Extreme Value Statistics of Community Detection in Complex Networks with Reduced Network Extremal Ensemble Learning (RenEEL)
Round 1
Reviewer 1 Report
Comments and Suggestions for Authors1. The aim of the paper isn't clearly specified .
2. The authors didn't clearly mention how they come up with the choices of L and K for the networks investigated.
3. The results does not provide convincing evidence regarding the claim made.
4. Why the networks investigated should be considered as representative? What if the networks are way larger than the ones considered? What if there are connected components in the network?
5. Tables show that increasing K and L contribute to the increment of modularity. It is not clear which one is an effective way?
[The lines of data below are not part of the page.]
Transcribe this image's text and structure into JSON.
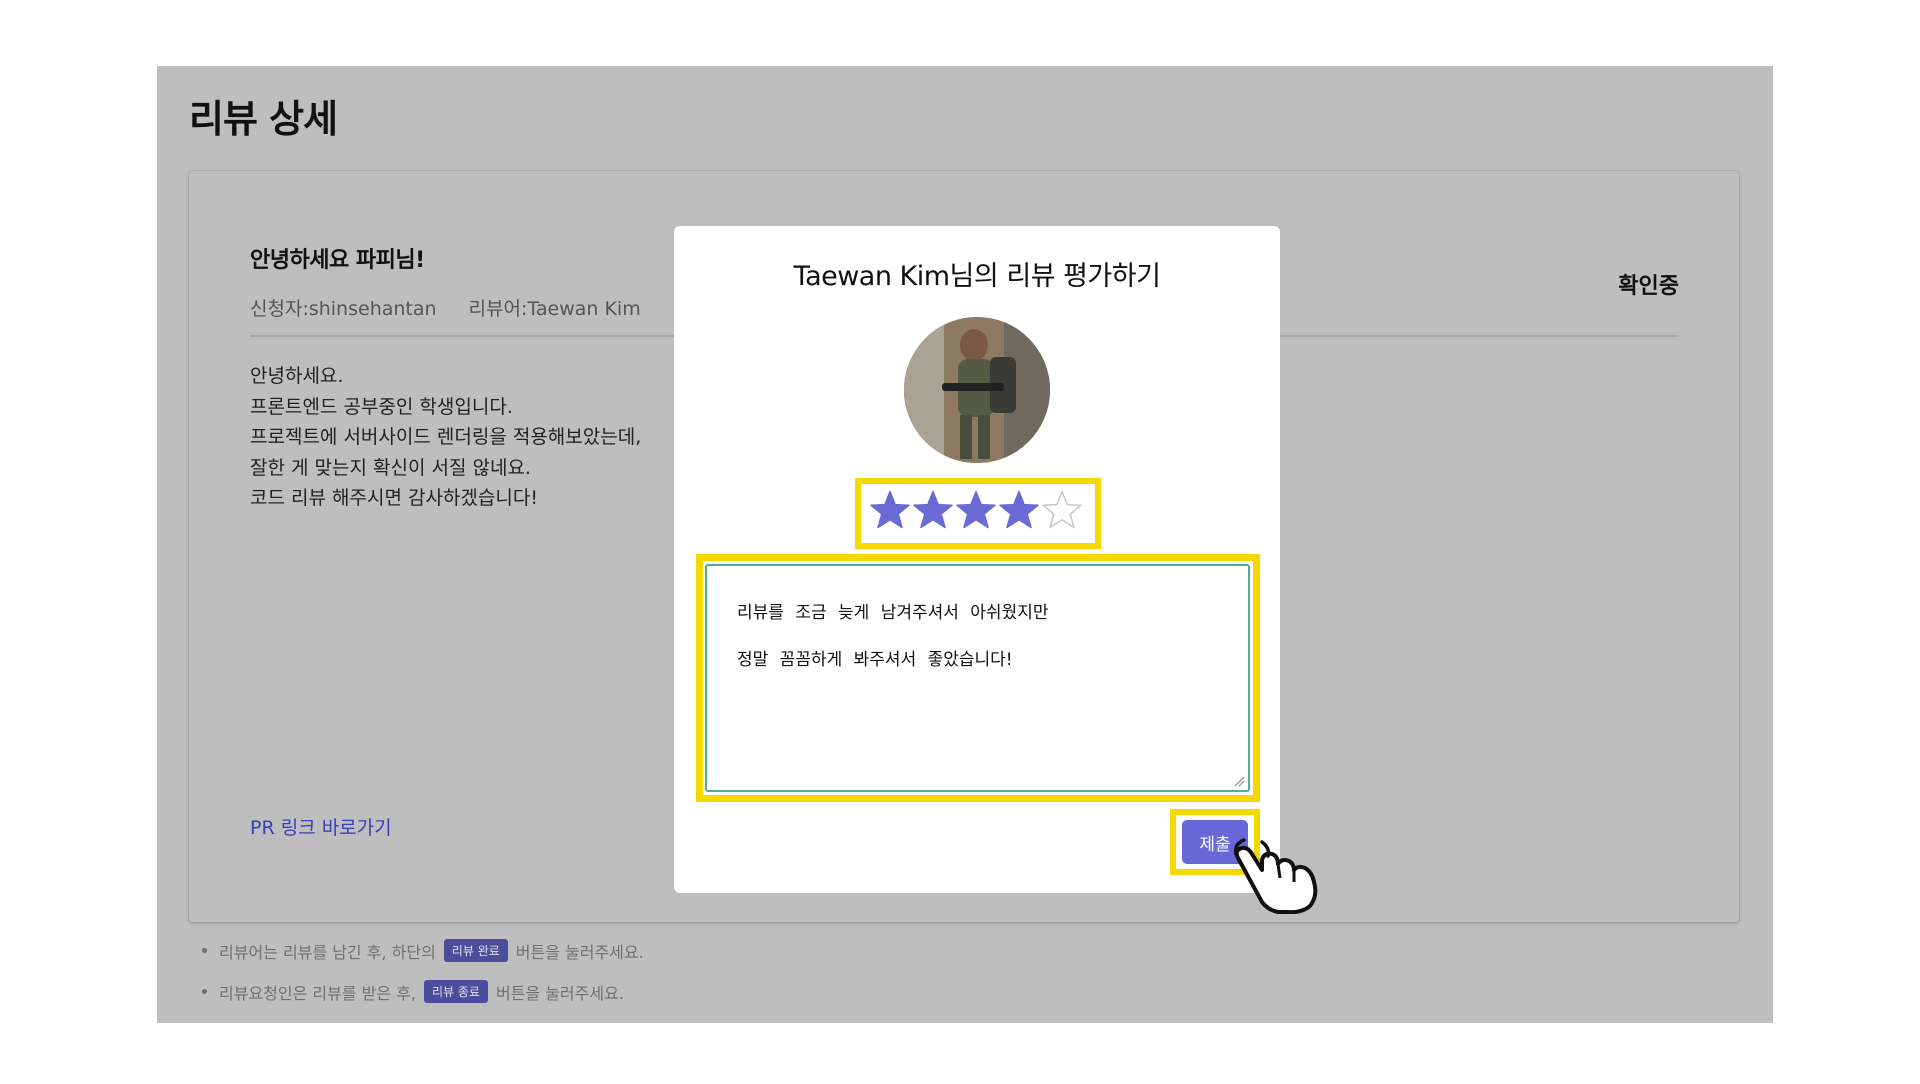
{
  "page": {
    "title": "리뷰 상세"
  },
  "card": {
    "heading": "안녕하세요 파피님!",
    "requester": "신청자:shinsehantan",
    "reviewer": "리뷰어:Taewan Kim",
    "status": "확인중",
    "body_lines": [
      "안녕하세요.",
      "프론트엔드 공부중인 학생입니다.",
      "프로젝트에 서버사이드 렌더링을 적용해보았는데,",
      "잘한 게 맞는지 확신이 서질 않네요.",
      "코드 리뷰 해주시면 감사하겠습니다!"
    ],
    "pr_link": "PR 링크 바로가기"
  },
  "notes": [
    {
      "before": "리뷰어는 리뷰를 남긴 후, 하단의",
      "chip": "리뷰 완료",
      "after": "버튼을 눌러주세요."
    },
    {
      "before": "리뷰요청인은 리뷰를 받은 후,",
      "chip": "리뷰 종료",
      "after": "버튼을 눌러주세요."
    }
  ],
  "modal": {
    "title": "Taewan Kim님의 리뷰 평가하기",
    "rating": {
      "value": 4,
      "max": 5
    },
    "review_lines": [
      "리뷰를 조금 늦게 남겨주셔서 아쉬웠지만",
      "정말 꼼꼼하게 봐주셔서 좋았습니다!"
    ],
    "submit_label": "제출"
  },
  "colors": {
    "overlay_bg": "#bebebe",
    "star_filled": "#6a6ad4",
    "submit_bg": "#6767d8",
    "highlight": "#f5d800",
    "textarea_border": "#4caf8f",
    "chip_bg": "#4d4d9e",
    "link": "#3d3dba"
  },
  "icons": {
    "star": "star-icon",
    "pointer": "hand-pointer-icon",
    "avatar": "avatar"
  }
}
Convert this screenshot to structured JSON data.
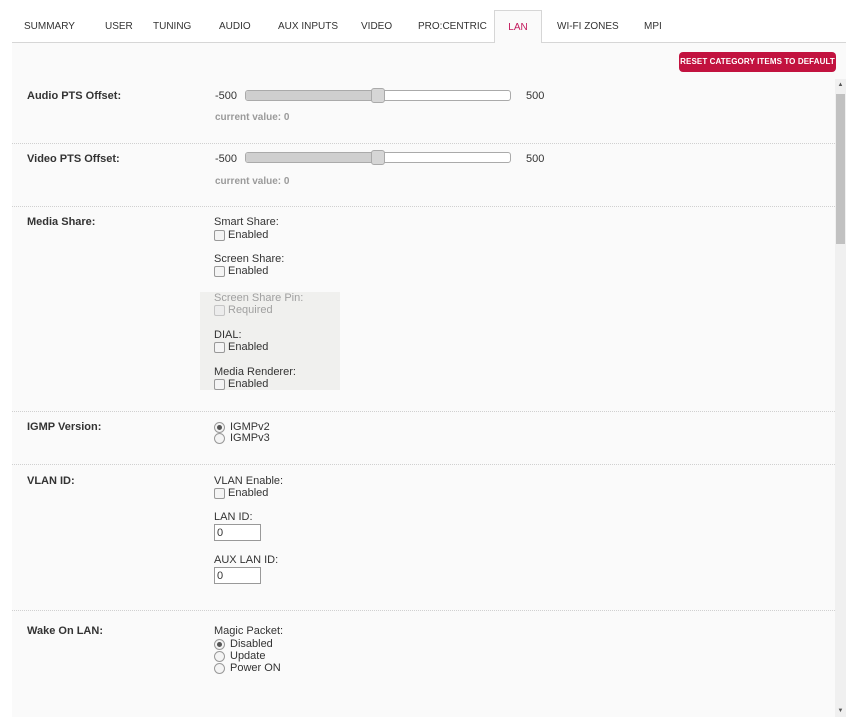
{
  "tabs": [
    {
      "label": "SUMMARY"
    },
    {
      "label": "USER"
    },
    {
      "label": "TUNING"
    },
    {
      "label": "AUDIO"
    },
    {
      "label": "AUX INPUTS"
    },
    {
      "label": "VIDEO"
    },
    {
      "label": "PRO:CENTRIC"
    },
    {
      "label": "LAN"
    },
    {
      "label": "WI-FI ZONES"
    },
    {
      "label": "MPI"
    }
  ],
  "active_tab": "LAN",
  "reset_button": "RESET CATEGORY ITEMS TO DEFAULT",
  "audio_pts": {
    "label": "Audio PTS Offset:",
    "min": "-500",
    "max": "500",
    "value_fraction": 0.5,
    "current_value": "current value: 0"
  },
  "video_pts": {
    "label": "Video PTS Offset:",
    "min": "-500",
    "max": "500",
    "value_fraction": 0.5,
    "current_value": "current value: 0"
  },
  "media_share": {
    "label": "Media Share:",
    "smart_share": {
      "label": "Smart Share:",
      "option": "Enabled",
      "checked": false
    },
    "screen_share": {
      "label": "Screen Share:",
      "option": "Enabled",
      "checked": false
    },
    "screen_share_pin": {
      "label": "Screen Share Pin:",
      "option": "Required",
      "checked": false,
      "disabled": true
    },
    "dial": {
      "label": "DIAL:",
      "option": "Enabled",
      "checked": false
    },
    "media_renderer": {
      "label": "Media Renderer:",
      "option": "Enabled",
      "checked": false
    }
  },
  "igmp": {
    "label": "IGMP Version:",
    "options": [
      "IGMPv2",
      "IGMPv3"
    ],
    "selected": "IGMPv2"
  },
  "vlan": {
    "label": "VLAN ID:",
    "enable_label": "VLAN Enable:",
    "enable_option": "Enabled",
    "lan_id_label": "LAN ID:",
    "lan_id_value": "0",
    "aux_lan_id_label": "AUX LAN ID:",
    "aux_lan_id_value": "0"
  },
  "wake_on_lan": {
    "label": "Wake On LAN:",
    "magic_packet_label": "Magic Packet:",
    "options": [
      "Disabled",
      "Update",
      "Power ON"
    ],
    "selected": "Disabled"
  },
  "scrollbar": {
    "up_glyph": "▲",
    "down_glyph": "▼"
  }
}
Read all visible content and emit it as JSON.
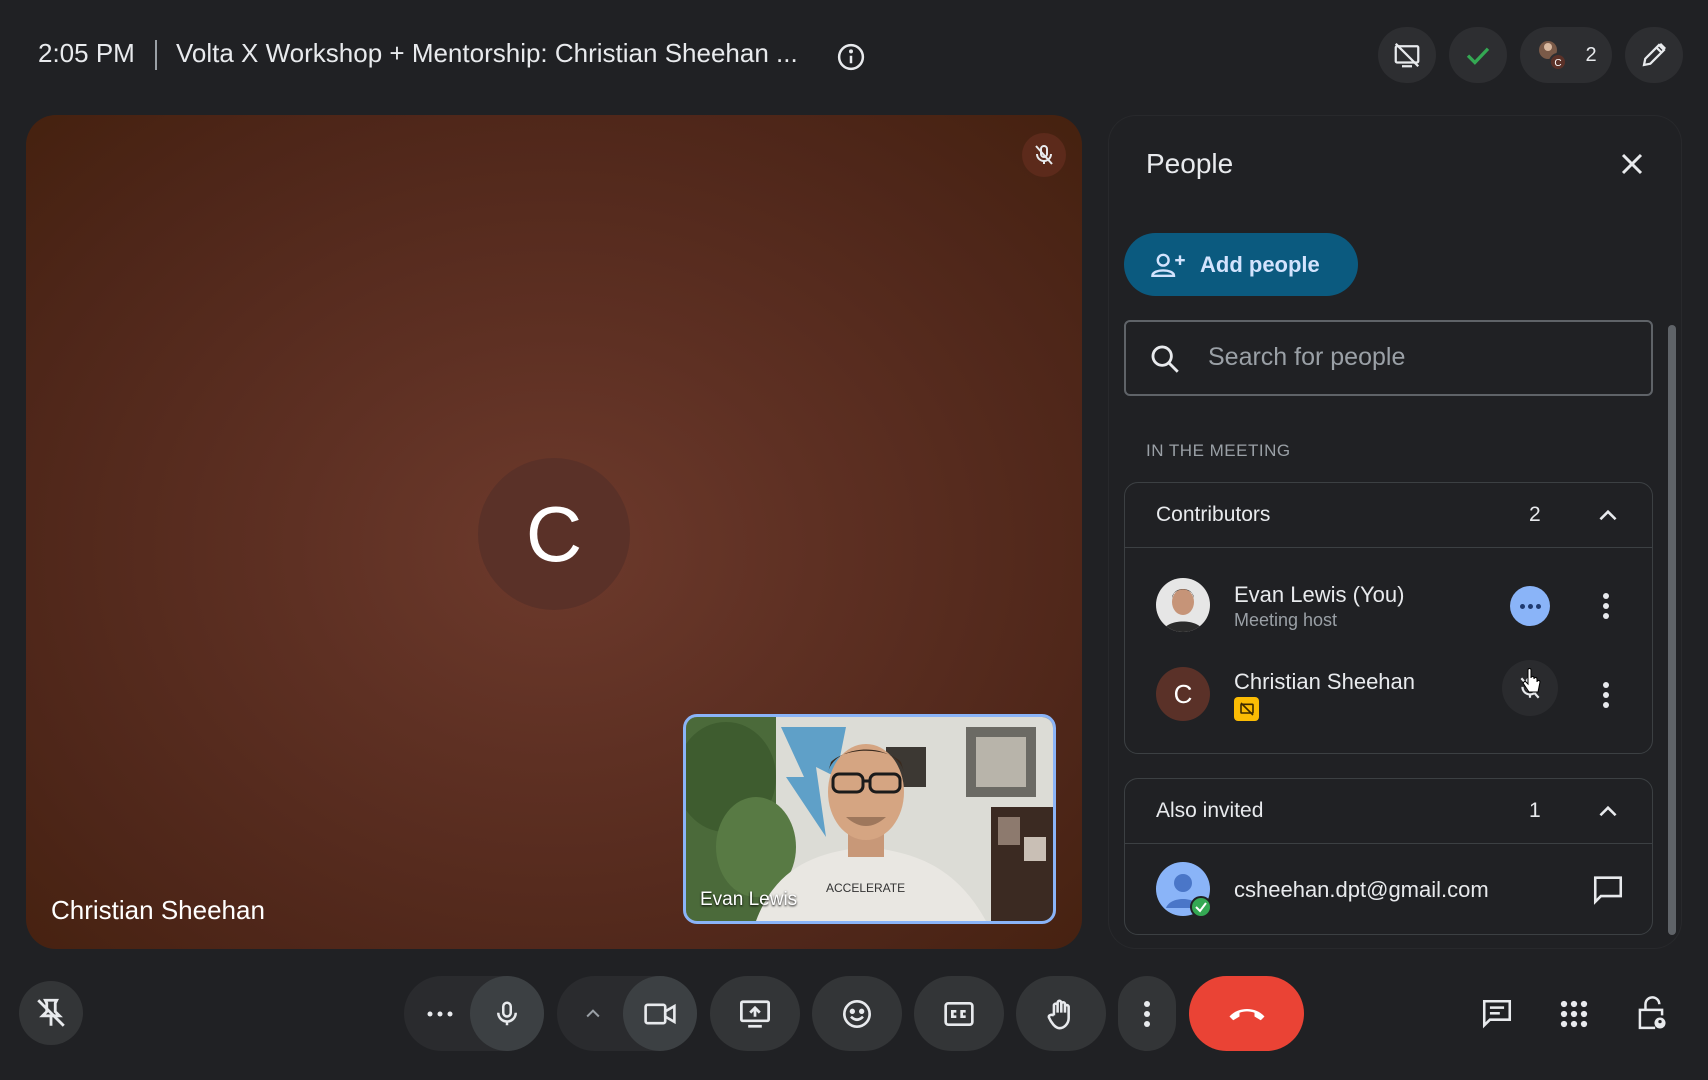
{
  "meeting": {
    "time": "2:05 PM",
    "title": "Volta X Workshop + Mentorship: Christian Sheehan ...",
    "participant_count": "2"
  },
  "stage": {
    "avatar_initial": "C",
    "name": "Christian Sheehan",
    "pip_name": "Evan Lewis"
  },
  "panel": {
    "title": "People",
    "add_people_label": "Add people",
    "search_placeholder": "Search for people",
    "in_meeting_label": "IN THE MEETING",
    "contributors": {
      "title": "Contributors",
      "count": "2",
      "people": [
        {
          "name": "Evan Lewis (You)",
          "role": "Meeting host"
        },
        {
          "name": "Christian Sheehan",
          "initial": "C"
        }
      ]
    },
    "also_invited": {
      "title": "Also invited",
      "count": "1",
      "people": [
        {
          "email": "csheehan.dpt@gmail.com"
        }
      ]
    }
  },
  "colors": {
    "accent": "#8ab4f8",
    "add_people_bg": "#0b5a7f",
    "end_call": "#ea4335",
    "stage_bg": "#5e3023",
    "presenting_badge": "#fbbc04"
  },
  "icons": {
    "top": [
      "info-icon",
      "no-present-icon",
      "check-icon",
      "participants-icon",
      "edit-icon"
    ],
    "bottom_left": [
      "pin-off-icon"
    ],
    "bottom_center": [
      "more-options-icon",
      "mic-icon",
      "chevron-up-icon",
      "camera-icon",
      "present-screen-icon",
      "emoji-icon",
      "captions-icon",
      "raise-hand-icon",
      "more-vert-icon",
      "end-call-icon"
    ],
    "bottom_right": [
      "chat-icon",
      "activities-icon",
      "host-controls-icon"
    ]
  }
}
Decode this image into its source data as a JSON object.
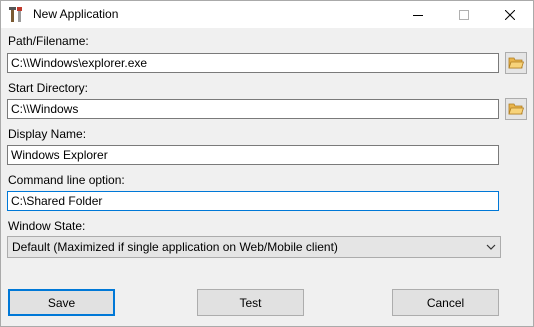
{
  "window": {
    "title": "New Application",
    "icon": "tools-icon",
    "controls": [
      "minimize-icon",
      "maximize-icon",
      "close-icon"
    ]
  },
  "form": {
    "path": {
      "label": "Path/Filename:",
      "value": "C:\\\\Windows\\explorer.exe",
      "button_icon": "folder-open-icon"
    },
    "start_dir": {
      "label": "Start Directory:",
      "value": "C:\\\\Windows",
      "button_icon": "folder-open-icon"
    },
    "display_name": {
      "label": "Display Name:",
      "value": "Windows Explorer"
    },
    "cmd_option": {
      "label": "Command line option:",
      "value": "C:\\Shared Folder"
    },
    "window_state": {
      "label": "Window State:",
      "selected": "Default (Maximized if single application on Web/Mobile client)"
    }
  },
  "buttons": {
    "save": "Save",
    "test": "Test",
    "cancel": "Cancel"
  },
  "colors": {
    "accent": "#0078d7",
    "dialog_bg": "#f0f0f0",
    "folder_icon": "#e8b44c"
  }
}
6. Authors didn't clearly mention how they find the consensus partition.
Author Response
Please see the attachment.
Author Response File: Author Response.pdf
Reviewer 2 Report
Comments and Suggestions for AuthorsIn this paper, the authors explore a machine-learning algorithm RenEEL, that refines an ensemble of K partitions by iteratively replacing the weakest partition with the best of L partitions found by analyzing a simplified network. This process continues until the ensemble reaches consensus. The authors analyze three real-world networks, and find that increasing K (ensemble size) is generally more effective than increasing L (simplified partitions) for achieving best partitions, also with limited computational resources. The topic of the research is very interesting and is within the academic agenda. Overall, the paper is scientifically rigorous, well-written, and presents results that highlight interesting properties of the proposed approach. Nevertheless, I have several observations and concerns that I believe should be addressed to strengthen the manuscript. These are outlined below:
-
My first comment goes with respect to the use of Modularity method. This method categorically fails in its own stated goal, since it always finds high-scoring partitions in networks sampled from its own null model. Please, have a look at references by Tiago P. Peixoto who systematically showed and discussed the applications of this method to community detection [https://skewed.de/lab/research.html; Peixoto T.P. Descriptive vs. inferential community detection in networks: Pitfalls, myths and half-truths Elements in the Structure and Dynamics of Complex Networks, Cambridge University Press (2023); Guimerà R., Sales-Pardo M., Amaral L.A.N. Modularity from fluctuations in random graphs and complex networks, Phys. Rev. E, 70 (2004), Article 025101].
-
My other concern goes to Networks types considered in the study. Have you considered undirected and unweighted networks only? What about other network types? For instance financial and economic networks. Directed and weighted networks introduce additional complexity and implications, can alter the Modularity calculation and may require adapting the RenEEL algorithm to handle the added dimensions. Please clarify in your text this point.
-
How do you handle dynamic and temporal networks? I understand that the present study is only designed for static networks, since you are using as a base algorithm a Modularity method, which assumes a fixed network structure, and can not be directly applied to dynamic or temporal networks. This needs to be clarified in the manuscript. The authors may also include a discussion on the limitations of their approach for dynamic and temporal networks and suggest how their approach can be adapted to these context.
-
Is the main result “increasing K is generally more effective than increasing L for finding the best partition” a novelty? As K increases, each community becomes smaller, effectively reducing the computational cost per partition. In turn, small communities are easier to identify. But also, this process leads to splitting larger meaningful communities into smaller less important ones. When K becomes too large, one may have overfitting and obtain bad communities. I assume that RenEEL helps to avoid this but it would be helpful if authors shed light on it. Also please highlight if the obtained result is a new result in this area or confirmation of a known result.
-
What about determining the optimal value of K?
-
What about the balance of scalability and interpretability? This has to do with the optimal value of K, and avoiding over segmentation and the loss of meaningful community structure. How do the authors evaluate and ensure the quality of the results in terms of communities obtained? This point is important especially for those who apply community detection in real world networks and are interested in the composition of clusters. Please, clarify this point.
Author Response
Please see the attachment.
Author Response File: Author Response.pdf
Round 2
Reviewer 1 Report
Comments and Suggestions for AuthorsAuthors have provided clarifications/modifications to address the comments from the first round of reviews.
Reviewer 2 Report
Comments and Suggestions for AuthorsI am pleased to see that the authors engaged constructively with the reviewers' feedback and have addressed a number of the concerns and suggestions. These efforts have resulted in a better version of the manuscript. I particularly appreciate the authors' detailed and thoughtful responses to some of my comments. To clarify, the comments in my earlier report were intended as constructive suggestions aimed to enhance the clarity and accessibility of the paper. They were not meant to imply that the authors should "solve all the problems in community detection", a task that, as the authors themselves note, would be neither feasible nor expected in a single contribution. My primary concern was that the initial submission lacked several key methodological and contextual clarifications necessary for readers to fully appreciate the contribution, applicability, and relevance of the work. It is not ideal for readers to rely on previous publications by the authors to fill in these gaps.
The revised manuscript represents a significant improvement, and meets the standards for publication in its current form. I therefore recommend that the paper be accepted.